In wiefern hätte ergo der Kreis der Begünstigten erweitert werden sollen? Die einzig erwähnenswerte Änderung wäre die Abschaffung der freien Dienstverträge gewesen und das hätte – lt Aussagen von vielen Assistenznehmer:innen in meinem Umfeld – für weit weniger Selbstbestimmung gesorgt – 6 Wochen im Voraus planen, keine bzw kaum mehr Mitsprache bezüglich der Person der Assistenz, da Dienstplanbindung durch die Anbieter und dadurch aufgezwungende Assistent:innen usw.
Auch die Folgefinanzierung für die Stadt Wien war nicht abschließend geklärt. Was nützt eine einmalige „Finanzspritze“, wenn laufende (Mehr-)kosten entstehen? Wer hätte diese Mehrkosten über die 52 Millionen hinaus übernommen?
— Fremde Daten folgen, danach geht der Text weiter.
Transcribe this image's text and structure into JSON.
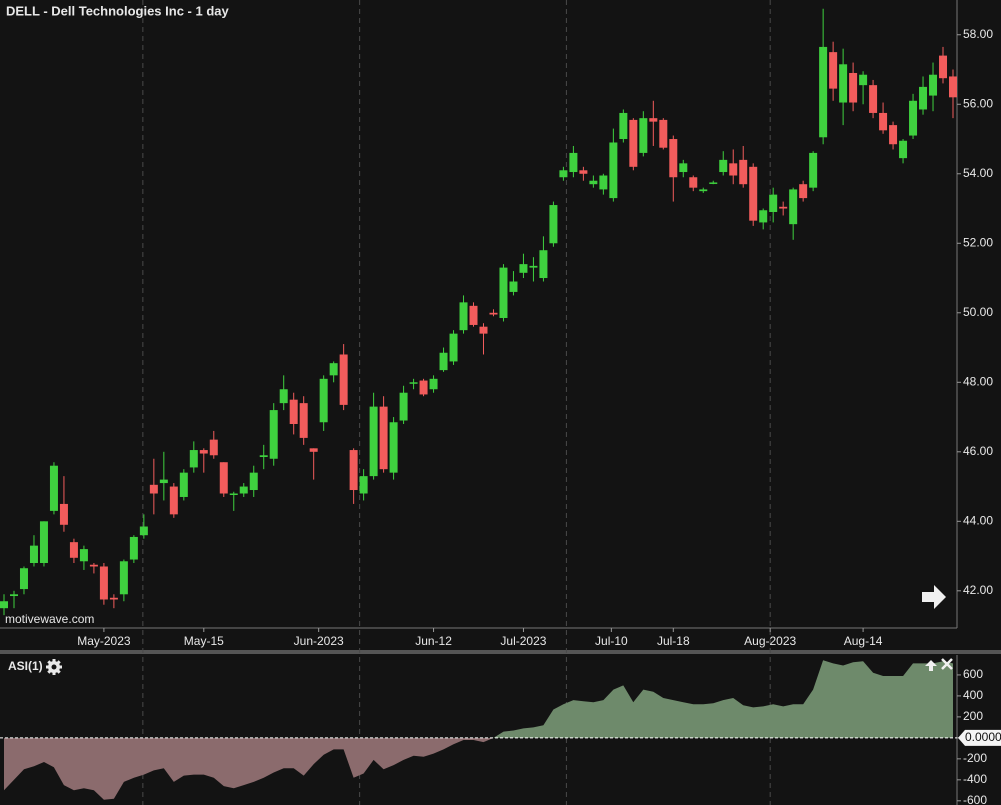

Ich würde mir hier wirklich saubere Infos wünschen und keine Stimmungsmache gegen die Stadt Wien, obwohl das SMS keine Antworten auf obige Fragen lieferte.
Markus Ladstätter
21.11.2024, 11:05
Das kann alles hier nachgelesen werden: https://www.sozialministeriumservice.at/Ueber_uns/News_und_Veranstaltungen/News/PAA_Richtlinie.de.html
Dort, in §6.2 „Zielgruppe“ steht auch, wie der Kreis der Anspruchsberechtigten aussieht. Beispielsweise Menschen mit Lernschwierigkeiten hätten dann, wenn sie Assistenzbedarf haben, die Möglichkeit, um nur ein Beispiel zu nennen.
Auch die Finanzierung für die Länder ist genau geregelt. Wäre dies so unklar, hätten sich die betreffenden Stellen nicht schon so genau auf die Einführung vorbereitet.
Ich bitte sie, sich genauer zu informieren, statt hier Mythen zu verbreiten. Es gibt keine aufgezwungenen Assistent:innen.